Performance assessment for S/R classification on Striga seeds images. A, Detection performance on 32 images of the different Faster-CNN backbones (R-50-C4, R-50-FPN, R-101-FPN, ResNeXt-101) representing the accuracy of the predicted bounding box position in comparison to the hand annotated one (GT), estimated by the AP in percentage represented as bars with error bars that indicate standard error. The horizontal bar represents the mAP for each backbone and its corresponding value can be found in the table below. B, Counting performance on 32 images of the different Faster-CNN backbones (R-50-C4, R-50-FPN, R-101-FPN, ResNeXt-101) in comparison to the hand counting of S/R objects, estimated by the absolute error (AE) percentage represented as bars with error bars that indicate standard error. The horizontal bar represents the mAE for each backbone. C, Visualization of the resulting bounding boxes for R (dark red) and S (light red) on a disk image placed by (upper) the backbone R-50-C4 (algorithm prediction) versus (lower) GT. D, Zoom in of the squares indicated on C, showing the variation of the annotation between GT (black bounding boxes) versus R-50-C4 prediction (R in dark red and S in light red) on the same area.

Figure 4

Generalization capabilities of the developed object detection algorithm for measuring germination of other parasitic seeds. A, Assessment of the performance of SeedQuant backbone (R-50-C4, developed on Striga seeds) on O. ramosa, P. cumana, and P. aegyptiaca seeds images (32 images for each seed type), in comparison with the hand annotations for the S/R (seed/radicle) annotation approach. Evaluation of (upper) the detection performances and (lower) the counting performances. The horizontal bars on the bar graphs represent the mAE/mAP, respectively, for each architecture and its corresponding value is reported in the table below. The error bars that indicate standard error. B, (1) Visualization of the P. aegyptiaca seeds morphology (nongerminated indicated by an arrow), showing their extra morphological structure, in comparison with (2) Striga seeds. Visualization of the bounding boxes placed by hand (3) and by the R-40-C4 algorithm (4) (seeds in light red, radicle in dark red). The direct processing of the P. aegyptiaca images by the Striga-based algorithm led to a lot of false positives in radicle detection, as the presence of the additional white part of the seed coat was classified as a very short radicle.
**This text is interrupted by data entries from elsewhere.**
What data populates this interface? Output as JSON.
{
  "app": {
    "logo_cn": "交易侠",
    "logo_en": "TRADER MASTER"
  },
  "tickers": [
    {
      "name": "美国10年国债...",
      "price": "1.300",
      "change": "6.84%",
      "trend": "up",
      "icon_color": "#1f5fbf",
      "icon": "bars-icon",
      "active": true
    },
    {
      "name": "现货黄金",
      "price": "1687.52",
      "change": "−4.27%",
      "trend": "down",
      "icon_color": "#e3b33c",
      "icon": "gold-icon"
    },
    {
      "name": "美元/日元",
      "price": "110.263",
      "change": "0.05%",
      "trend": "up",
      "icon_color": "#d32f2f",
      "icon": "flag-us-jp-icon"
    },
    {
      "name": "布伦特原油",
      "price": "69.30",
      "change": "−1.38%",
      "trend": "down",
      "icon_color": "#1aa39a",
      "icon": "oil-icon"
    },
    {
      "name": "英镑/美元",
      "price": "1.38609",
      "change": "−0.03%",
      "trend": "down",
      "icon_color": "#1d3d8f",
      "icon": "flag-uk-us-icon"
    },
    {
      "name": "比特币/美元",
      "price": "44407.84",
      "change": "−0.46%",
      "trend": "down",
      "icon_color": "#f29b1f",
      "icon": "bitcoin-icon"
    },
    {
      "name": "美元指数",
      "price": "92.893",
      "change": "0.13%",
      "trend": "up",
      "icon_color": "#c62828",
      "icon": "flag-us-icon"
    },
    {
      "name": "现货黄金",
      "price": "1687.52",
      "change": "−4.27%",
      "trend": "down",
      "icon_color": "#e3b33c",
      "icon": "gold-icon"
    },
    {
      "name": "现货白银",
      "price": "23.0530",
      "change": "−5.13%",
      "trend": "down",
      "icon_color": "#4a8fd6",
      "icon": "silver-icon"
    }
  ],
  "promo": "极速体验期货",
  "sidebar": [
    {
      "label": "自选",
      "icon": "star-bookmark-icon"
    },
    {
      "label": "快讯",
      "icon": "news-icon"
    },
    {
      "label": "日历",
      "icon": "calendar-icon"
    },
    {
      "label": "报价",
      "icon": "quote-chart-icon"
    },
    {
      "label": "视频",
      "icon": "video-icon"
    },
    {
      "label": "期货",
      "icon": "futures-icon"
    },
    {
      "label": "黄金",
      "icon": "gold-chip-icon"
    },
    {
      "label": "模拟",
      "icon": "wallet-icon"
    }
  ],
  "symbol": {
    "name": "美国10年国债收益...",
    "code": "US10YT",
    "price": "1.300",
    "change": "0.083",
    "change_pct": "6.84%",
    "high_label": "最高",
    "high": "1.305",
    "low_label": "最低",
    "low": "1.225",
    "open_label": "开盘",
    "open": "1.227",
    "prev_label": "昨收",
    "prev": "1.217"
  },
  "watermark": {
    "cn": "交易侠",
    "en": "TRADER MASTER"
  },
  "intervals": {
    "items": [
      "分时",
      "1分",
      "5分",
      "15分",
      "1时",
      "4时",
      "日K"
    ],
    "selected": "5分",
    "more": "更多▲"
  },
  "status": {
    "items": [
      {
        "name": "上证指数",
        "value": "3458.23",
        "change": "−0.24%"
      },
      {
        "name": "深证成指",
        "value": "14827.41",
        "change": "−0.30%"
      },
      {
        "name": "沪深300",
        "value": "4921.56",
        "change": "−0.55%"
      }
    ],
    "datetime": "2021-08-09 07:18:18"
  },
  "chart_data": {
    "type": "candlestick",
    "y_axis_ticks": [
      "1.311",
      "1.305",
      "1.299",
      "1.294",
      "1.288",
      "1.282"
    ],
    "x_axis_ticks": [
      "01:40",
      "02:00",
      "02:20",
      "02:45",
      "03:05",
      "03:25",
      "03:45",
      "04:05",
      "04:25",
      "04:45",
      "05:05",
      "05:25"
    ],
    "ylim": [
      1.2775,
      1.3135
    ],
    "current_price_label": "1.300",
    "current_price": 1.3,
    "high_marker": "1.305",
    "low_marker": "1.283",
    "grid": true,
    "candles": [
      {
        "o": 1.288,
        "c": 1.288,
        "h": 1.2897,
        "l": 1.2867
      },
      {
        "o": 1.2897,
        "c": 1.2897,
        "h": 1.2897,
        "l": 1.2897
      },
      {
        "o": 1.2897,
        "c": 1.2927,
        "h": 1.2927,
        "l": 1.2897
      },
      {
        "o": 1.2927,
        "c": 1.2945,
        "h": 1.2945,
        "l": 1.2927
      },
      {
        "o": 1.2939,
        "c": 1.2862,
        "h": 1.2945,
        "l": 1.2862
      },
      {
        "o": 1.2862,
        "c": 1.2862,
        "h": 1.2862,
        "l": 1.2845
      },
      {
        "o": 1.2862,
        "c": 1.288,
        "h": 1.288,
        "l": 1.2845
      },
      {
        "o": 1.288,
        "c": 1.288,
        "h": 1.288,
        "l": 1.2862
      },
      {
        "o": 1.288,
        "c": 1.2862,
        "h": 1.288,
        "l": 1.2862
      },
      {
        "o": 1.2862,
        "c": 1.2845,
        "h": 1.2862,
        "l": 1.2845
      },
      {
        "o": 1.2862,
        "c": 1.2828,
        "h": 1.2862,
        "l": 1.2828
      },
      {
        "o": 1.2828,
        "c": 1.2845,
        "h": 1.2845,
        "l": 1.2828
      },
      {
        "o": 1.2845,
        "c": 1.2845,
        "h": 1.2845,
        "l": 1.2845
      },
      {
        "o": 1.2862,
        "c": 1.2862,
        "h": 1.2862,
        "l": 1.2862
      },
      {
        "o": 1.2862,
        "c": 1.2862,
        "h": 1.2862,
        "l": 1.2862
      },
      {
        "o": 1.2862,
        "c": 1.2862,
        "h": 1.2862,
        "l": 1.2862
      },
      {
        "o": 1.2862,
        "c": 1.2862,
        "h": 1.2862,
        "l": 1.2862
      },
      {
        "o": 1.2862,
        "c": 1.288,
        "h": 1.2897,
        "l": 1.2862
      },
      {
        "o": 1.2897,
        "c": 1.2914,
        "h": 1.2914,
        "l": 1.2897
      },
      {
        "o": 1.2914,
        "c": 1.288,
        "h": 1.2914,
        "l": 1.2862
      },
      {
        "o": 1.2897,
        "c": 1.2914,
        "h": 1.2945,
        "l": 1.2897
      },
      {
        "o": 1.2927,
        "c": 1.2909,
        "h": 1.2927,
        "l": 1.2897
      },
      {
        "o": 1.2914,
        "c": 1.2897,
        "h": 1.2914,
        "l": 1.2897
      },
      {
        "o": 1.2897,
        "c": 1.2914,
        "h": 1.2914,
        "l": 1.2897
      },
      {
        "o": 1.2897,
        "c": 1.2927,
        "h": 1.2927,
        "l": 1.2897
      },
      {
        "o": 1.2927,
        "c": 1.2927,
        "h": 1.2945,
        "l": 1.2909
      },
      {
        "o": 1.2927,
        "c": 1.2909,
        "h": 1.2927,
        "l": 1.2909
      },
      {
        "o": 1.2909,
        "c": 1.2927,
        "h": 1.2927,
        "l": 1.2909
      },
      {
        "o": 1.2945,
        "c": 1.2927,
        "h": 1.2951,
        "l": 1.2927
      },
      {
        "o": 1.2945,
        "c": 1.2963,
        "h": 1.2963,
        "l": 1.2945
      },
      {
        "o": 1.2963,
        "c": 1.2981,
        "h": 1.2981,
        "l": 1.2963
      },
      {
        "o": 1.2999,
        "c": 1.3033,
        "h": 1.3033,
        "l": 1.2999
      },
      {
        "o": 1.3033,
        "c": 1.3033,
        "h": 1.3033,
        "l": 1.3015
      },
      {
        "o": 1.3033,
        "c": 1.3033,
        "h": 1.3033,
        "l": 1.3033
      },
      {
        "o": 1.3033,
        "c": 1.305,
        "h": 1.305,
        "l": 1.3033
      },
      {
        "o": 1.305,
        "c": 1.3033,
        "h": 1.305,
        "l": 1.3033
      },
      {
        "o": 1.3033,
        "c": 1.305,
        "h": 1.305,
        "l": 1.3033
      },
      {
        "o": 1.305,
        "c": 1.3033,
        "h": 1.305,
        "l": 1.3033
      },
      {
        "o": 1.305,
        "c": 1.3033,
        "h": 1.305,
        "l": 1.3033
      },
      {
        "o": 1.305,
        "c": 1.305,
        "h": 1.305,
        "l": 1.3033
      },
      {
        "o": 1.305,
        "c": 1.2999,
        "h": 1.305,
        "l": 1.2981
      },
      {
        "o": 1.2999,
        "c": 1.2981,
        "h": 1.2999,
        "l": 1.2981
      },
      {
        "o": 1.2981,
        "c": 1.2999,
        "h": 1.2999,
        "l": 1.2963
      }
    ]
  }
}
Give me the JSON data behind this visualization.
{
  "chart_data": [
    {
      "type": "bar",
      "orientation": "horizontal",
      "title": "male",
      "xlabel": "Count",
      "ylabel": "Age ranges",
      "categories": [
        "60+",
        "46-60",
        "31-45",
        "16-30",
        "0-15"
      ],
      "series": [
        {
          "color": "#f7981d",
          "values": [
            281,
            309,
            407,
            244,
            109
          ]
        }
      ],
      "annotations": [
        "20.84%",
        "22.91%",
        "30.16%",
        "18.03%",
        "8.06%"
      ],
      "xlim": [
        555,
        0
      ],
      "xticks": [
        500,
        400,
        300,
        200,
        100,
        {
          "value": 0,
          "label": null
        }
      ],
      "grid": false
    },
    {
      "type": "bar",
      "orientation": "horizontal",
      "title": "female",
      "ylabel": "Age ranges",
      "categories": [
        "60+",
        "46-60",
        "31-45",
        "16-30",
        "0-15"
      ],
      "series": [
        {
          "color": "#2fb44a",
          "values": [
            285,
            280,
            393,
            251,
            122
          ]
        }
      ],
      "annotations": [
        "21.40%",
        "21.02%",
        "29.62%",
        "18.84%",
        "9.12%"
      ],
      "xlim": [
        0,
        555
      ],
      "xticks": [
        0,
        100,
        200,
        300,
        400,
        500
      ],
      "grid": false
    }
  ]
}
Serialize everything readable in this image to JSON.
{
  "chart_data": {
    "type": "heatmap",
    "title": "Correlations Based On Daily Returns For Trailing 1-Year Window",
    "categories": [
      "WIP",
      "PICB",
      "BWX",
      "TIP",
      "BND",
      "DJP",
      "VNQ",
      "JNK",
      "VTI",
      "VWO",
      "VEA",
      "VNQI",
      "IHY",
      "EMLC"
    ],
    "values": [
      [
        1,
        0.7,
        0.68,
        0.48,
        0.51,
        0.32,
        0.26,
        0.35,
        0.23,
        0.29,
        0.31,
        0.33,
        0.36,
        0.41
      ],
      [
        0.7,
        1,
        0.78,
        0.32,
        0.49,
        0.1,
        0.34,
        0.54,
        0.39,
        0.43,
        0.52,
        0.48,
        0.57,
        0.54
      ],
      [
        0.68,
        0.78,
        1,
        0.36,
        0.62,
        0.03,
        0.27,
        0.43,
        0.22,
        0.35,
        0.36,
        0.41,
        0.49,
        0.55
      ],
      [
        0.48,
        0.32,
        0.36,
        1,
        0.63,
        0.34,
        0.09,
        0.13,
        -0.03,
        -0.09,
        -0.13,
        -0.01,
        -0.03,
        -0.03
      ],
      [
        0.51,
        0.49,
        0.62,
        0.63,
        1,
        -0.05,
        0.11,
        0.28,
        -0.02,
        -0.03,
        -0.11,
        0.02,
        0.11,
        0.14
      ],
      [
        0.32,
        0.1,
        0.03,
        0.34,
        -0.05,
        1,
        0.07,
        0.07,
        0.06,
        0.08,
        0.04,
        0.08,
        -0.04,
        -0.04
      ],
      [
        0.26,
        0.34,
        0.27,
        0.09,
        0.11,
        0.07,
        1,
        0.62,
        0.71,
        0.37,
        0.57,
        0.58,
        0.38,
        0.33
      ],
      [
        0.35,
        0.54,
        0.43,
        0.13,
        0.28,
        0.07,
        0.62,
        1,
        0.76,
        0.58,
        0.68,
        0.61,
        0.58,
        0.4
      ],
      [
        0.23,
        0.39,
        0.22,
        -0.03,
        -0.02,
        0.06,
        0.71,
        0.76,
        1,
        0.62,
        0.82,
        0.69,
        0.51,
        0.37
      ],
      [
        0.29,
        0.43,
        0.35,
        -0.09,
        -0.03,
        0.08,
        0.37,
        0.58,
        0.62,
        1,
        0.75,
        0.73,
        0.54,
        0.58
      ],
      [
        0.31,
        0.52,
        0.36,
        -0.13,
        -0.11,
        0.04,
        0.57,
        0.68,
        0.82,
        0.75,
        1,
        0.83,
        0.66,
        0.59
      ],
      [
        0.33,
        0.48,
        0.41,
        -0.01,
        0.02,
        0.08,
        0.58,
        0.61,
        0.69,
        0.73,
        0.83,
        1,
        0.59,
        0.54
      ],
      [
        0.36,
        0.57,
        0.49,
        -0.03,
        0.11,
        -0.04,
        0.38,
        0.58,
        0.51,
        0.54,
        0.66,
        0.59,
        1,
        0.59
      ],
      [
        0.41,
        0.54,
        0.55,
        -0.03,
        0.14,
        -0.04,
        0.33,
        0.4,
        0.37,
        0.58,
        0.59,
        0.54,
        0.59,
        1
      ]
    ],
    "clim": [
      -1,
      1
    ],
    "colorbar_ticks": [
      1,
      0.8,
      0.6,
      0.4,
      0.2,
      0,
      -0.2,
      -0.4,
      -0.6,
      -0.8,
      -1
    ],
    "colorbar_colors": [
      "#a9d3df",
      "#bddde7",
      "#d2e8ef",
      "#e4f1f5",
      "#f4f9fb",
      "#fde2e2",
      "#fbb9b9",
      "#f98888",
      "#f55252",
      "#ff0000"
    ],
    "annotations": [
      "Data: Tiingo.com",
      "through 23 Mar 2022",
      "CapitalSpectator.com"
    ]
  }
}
C, Assessment of the counting performance of the different Faster-CNN backbone architectures (R-50-C4, R-50-FPN, R-101-FPN, ResNeXt-101) used for SeedQuant development on P. aegyptiaca seeds, based on the S/R object classification: (upper) prior fine-tuning on 32 images and (lower) after fine-tuning on 30 images, using 31 P. aegyptiaca seeds images for an additional training. The horizontal bars on the bar graphs represent the mean value of each architecture, its corresponding value is reported in the table below. The error bars that indicate standard error.

Figure 5

Proposed workflow for seed germination stimulants/inhibitors studies using SeedQuant. Stimulants or inhibitors are applied to preconditioned seeds, placed on small (9 mm) glass fiber filter paper disks. After incubation, the disks are imaged under a binocular microscope mounted by a charge-coupled device (CCD) camera. In one click, the resulting pictures are processed by SeedQuant, which renders the germination ratio for each picture. The data are then provided to the user in an easy-to-use format (.csv), allowing further data processing.